Oleh karena itu, orang-orang Quraisy tidak berani melakukannya karena takut ditimpa azab seperti yang telah dialami pasukan Abrahah 35 tahun lalu. Namun, salah seorang di antara mereka yang bernama Al-Walid Ibnul Mughirah nekat membongkar Ka'bah. Dia berkata kepada orang-orang Quraisy:
"Kalian ingin menghancurkan Ka'bah dengan tujuan untuk memperbaikinya atau memperburuknya?" Jawab mereka: "Kami ingin memperbaikinya". "Kalau begitu, Allah tidak akan menghancurkan orang-orang yang berbuat baik."

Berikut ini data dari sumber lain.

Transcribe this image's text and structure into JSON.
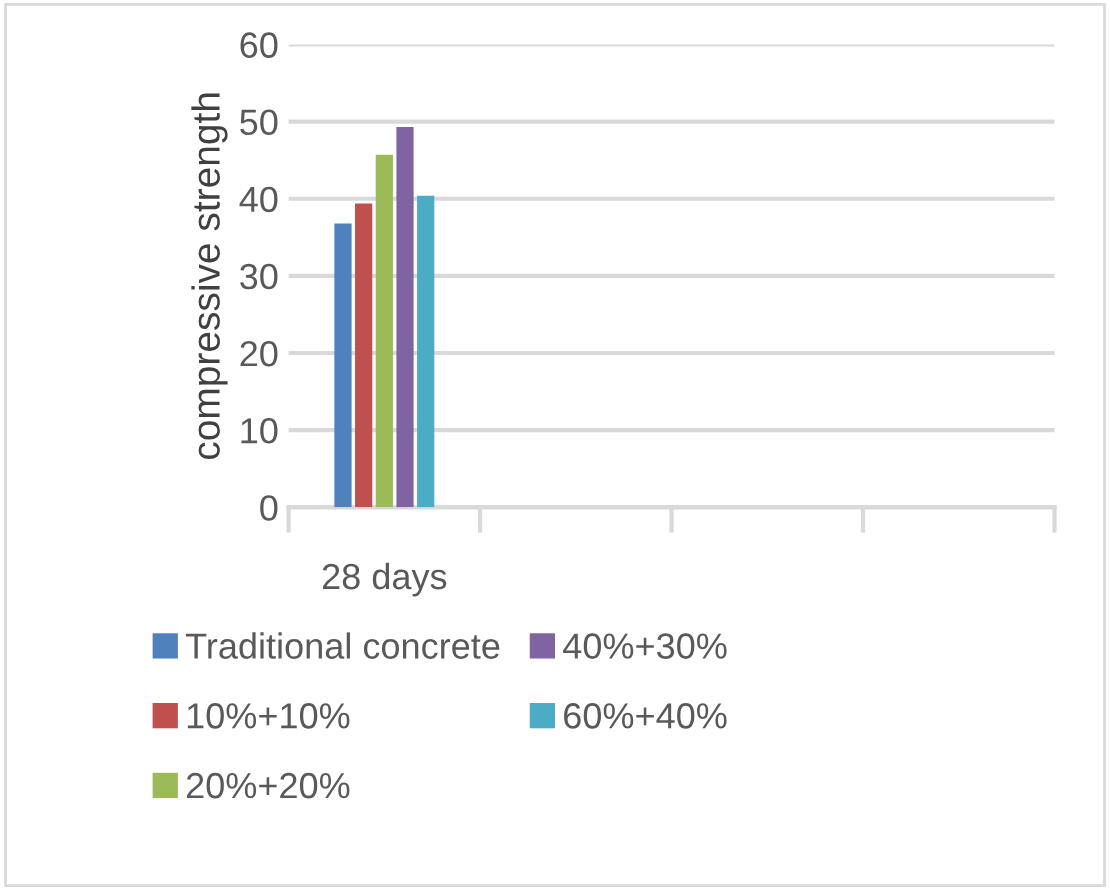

Akhirnya, ia mulai mengambil cangkulnya dan membongkar Ka'bah sedikit demi sedikit. Pada malam itu, tidak seorang pun yang berani mengikuti dirinya membongkar Ka'bah. Orang-orang mulai menunggu dan menanti apa yang akan terjadi pada malam itu karena khawatir Al-Walid terkena azab seperti Abrahah dan pasukannya. Mereka berkata:
"Jika dia ditimpa musibah, kita tidak akan membongkar Ka'bah sama sekali dan kita kembalikan Ka'bah sebagaimana sedia kala. Namun jika ia selamat, berarti Allah telah ridha dengan apa yang kita lakukan. Maka kita runtuhkan Ka'bah".
Pada pagi harinya, Al-Walid tetap dalam keadaan sehat. Ia pun kembali melanjutkan membongkar Ka'bah, dan akhirnya orang-orang ikut membantunya. Mereka kemudian membongkar Ka'bah seluruhnya hingga fondasi Ibrahim Alaihis salam, sirah Ibnu Hisyaam.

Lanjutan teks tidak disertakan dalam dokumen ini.